Thanks for your responses! That's how I like to do it too-so I can see where we're going. Although last year they were still working on our curriculum documents 2 weeks before each semester started-so it was a little hard to plan ahead-in August our 1st nine weeks was available and that's it-October our 2nd 9 weeks, etc. They changed our science standards again so those documents aren't available yet this summer-but everything else we could plan if I want to.
Our district gives the gen ed curriculum year long pacing guides for reading, math, and science. I don't follow it exactly in my classroom, but I use the guide to help choose the topics I teach.
I have my year planned in advanced--- just an outline of units. I then plan in detail week by week, depending on the needs of each class. I do it like that because sometimes I have one class that needs to focus on a particular skill/task and needs extra time to do well with it.
I seem to get the subjects where I am the only teacher (and the last teacher took everything but the teacher manuals), or the class is brand new, so there was no plan in place. In each case, I planned the general units of study. Individual plans were made about 2 weeks in advance by myself or teamed with another teacher (when we both had the same subject). Now that I have taught the classes quite a few times, I have more detailed Unit plans in place with topic order and suggested lessons/activities. I look at past years plans to see what worked, what didn't, or what I wanted to modify or spend more time on. I don't follow the same plan every year, as I find more resources for lessons.
Over the past two years our district has done a "curriculum alignment." One teacher from each grade/subject is responsible for a topic map and timeline. Topic Map is a general outline with TEKS and concepts written out. The timeline is a more specific sheet that has vocabulary, activities, and labs (if there are any), plus any assessments written out per week. The assessments are also written out prior to the school year. (I'm responsible for science for 4th grade.. writing my last test as I type this.. which means I'm almost done.. YAY)
Interesting how it seems as if most of you have to do your own curriculum mapping. I take it this is more common than what I originally thought? I thought that districts provided the curriculum maps for math, reading, writing, etc. to make sure everyone is on the same page...
We have a syllabus outlining what's to be covered in each trimester. Beyond that though, it's up to each teacher to organize his or her time. I tend to teach quickly with lots of review time. Others choose to go more slowly with less time at the end for review.
I tried planning math for the entire year last year. I stayed on track for about a week. Generally, it is by the chapter/unit for math and science. So, 1-3 weeks. For reading it is by the novel or basal unit. If I get too far ahead, things change (field trips, programs, snow days) and I have to erase a lot- which I hate!

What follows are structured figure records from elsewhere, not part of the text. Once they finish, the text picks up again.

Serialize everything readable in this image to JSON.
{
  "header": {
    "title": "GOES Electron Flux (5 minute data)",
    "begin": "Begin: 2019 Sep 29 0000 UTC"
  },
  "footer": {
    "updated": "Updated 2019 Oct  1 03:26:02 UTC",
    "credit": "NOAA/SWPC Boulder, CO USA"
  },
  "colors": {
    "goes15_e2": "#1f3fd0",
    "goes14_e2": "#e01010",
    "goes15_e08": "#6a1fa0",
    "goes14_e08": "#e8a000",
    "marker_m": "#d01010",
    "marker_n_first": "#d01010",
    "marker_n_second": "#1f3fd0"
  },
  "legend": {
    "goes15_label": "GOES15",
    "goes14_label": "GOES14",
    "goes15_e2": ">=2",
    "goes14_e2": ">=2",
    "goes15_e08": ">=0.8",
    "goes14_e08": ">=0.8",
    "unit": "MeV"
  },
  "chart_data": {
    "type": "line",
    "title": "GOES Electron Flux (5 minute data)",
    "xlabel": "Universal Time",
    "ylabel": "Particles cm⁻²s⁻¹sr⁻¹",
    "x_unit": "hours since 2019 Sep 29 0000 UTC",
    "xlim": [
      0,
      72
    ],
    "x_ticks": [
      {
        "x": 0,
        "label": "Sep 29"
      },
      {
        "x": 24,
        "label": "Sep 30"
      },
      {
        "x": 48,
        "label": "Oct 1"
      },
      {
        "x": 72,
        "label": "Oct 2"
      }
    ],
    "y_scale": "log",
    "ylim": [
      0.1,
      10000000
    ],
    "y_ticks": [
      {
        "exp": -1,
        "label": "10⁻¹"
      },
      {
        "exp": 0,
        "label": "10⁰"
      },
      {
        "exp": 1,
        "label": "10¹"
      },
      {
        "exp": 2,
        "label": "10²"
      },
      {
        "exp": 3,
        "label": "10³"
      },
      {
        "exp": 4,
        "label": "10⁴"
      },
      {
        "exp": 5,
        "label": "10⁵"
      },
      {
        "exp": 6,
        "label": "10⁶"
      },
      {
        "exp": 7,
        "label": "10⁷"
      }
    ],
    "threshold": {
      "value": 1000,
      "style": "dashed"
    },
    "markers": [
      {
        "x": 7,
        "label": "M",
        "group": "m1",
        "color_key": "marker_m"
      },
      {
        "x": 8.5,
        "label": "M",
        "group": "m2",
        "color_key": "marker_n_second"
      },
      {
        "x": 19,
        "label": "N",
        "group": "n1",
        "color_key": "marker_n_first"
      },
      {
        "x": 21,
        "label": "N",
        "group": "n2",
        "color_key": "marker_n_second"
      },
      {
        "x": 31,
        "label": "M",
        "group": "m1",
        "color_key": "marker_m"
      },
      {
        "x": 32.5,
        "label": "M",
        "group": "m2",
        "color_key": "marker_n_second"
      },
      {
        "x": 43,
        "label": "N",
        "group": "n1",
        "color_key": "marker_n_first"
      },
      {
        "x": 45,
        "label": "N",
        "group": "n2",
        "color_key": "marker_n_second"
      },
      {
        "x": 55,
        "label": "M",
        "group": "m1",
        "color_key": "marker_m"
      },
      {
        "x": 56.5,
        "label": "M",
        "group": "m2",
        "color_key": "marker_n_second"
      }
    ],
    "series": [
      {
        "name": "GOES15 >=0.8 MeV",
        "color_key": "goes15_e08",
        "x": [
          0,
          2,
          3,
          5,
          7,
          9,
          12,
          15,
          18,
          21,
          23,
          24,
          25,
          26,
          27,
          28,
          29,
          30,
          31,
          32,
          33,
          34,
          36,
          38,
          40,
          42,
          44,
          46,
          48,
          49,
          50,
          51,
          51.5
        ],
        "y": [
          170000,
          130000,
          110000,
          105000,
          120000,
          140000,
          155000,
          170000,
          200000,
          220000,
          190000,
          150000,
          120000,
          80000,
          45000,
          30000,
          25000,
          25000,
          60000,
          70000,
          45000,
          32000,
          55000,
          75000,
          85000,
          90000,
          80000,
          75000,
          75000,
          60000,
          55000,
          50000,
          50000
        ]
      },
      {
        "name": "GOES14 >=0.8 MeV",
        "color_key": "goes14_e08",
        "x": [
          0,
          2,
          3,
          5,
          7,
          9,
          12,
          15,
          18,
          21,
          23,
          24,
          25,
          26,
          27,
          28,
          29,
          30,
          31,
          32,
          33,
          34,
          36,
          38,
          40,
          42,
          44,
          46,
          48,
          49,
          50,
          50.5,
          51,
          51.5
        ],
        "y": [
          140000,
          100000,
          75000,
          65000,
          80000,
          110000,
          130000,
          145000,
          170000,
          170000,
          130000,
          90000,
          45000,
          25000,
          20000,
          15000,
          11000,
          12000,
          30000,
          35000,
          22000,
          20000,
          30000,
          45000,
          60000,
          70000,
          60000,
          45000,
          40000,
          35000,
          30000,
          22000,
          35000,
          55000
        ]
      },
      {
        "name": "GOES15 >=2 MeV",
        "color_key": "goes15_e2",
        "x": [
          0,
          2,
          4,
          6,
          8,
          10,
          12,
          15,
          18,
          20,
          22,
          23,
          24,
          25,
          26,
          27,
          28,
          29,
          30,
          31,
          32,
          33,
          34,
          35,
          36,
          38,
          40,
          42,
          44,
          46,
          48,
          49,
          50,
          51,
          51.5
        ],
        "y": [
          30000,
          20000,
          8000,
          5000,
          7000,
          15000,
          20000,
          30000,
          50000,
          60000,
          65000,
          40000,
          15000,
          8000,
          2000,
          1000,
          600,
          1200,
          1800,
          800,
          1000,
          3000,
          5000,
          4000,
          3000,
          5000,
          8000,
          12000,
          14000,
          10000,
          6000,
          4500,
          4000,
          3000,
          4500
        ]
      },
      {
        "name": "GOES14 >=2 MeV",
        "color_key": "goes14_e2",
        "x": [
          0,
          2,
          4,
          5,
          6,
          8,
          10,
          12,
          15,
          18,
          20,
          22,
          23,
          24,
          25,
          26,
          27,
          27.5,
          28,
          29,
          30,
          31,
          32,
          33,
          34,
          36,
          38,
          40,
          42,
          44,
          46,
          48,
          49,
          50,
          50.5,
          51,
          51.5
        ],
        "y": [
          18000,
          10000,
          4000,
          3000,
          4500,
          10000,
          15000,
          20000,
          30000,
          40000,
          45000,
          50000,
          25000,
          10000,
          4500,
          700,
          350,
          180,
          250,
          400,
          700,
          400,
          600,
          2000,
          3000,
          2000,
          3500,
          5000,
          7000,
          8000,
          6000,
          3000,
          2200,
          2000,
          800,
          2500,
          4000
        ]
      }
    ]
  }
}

We have access to and a responsibility to teach the state's core content, but beyond that we have complete freedom as to when and how we teach the standards. I very much appreciate the freedom.
I have the entire year planned. Of course, there are also weekly plans to be made since I have to tweak lessons for each individual class.
I plan for the entire year, but as far as preping lessons go, I onlywrite about 3 weeks ahead in my plan book because it always seems that something comes up and I need to make a change to my plan book, so I don't want to do that too far in advance.
I have a "pacing guide" - a calendar of major topics that I create each year (or tweak from the year before) based on the state standards but not a "set in stone" district guide. Our middle school LA teachers are very strongly against a "one plan fits all" approach to curriculum planning. We feel that may work in science/math/social studies, but feel that reading/writing needs to be less confined. We have benchmark tests in place, the state scope and sequence, standards, and frameworks as guides. I plan my lessons in detail on a weekly basis - sometimes two if I'm daring...
Our district gives us a general curriculum map. This past year we worked as a grade level to come up with a week by week framework for reading and writing. This year we'll be doing one for math.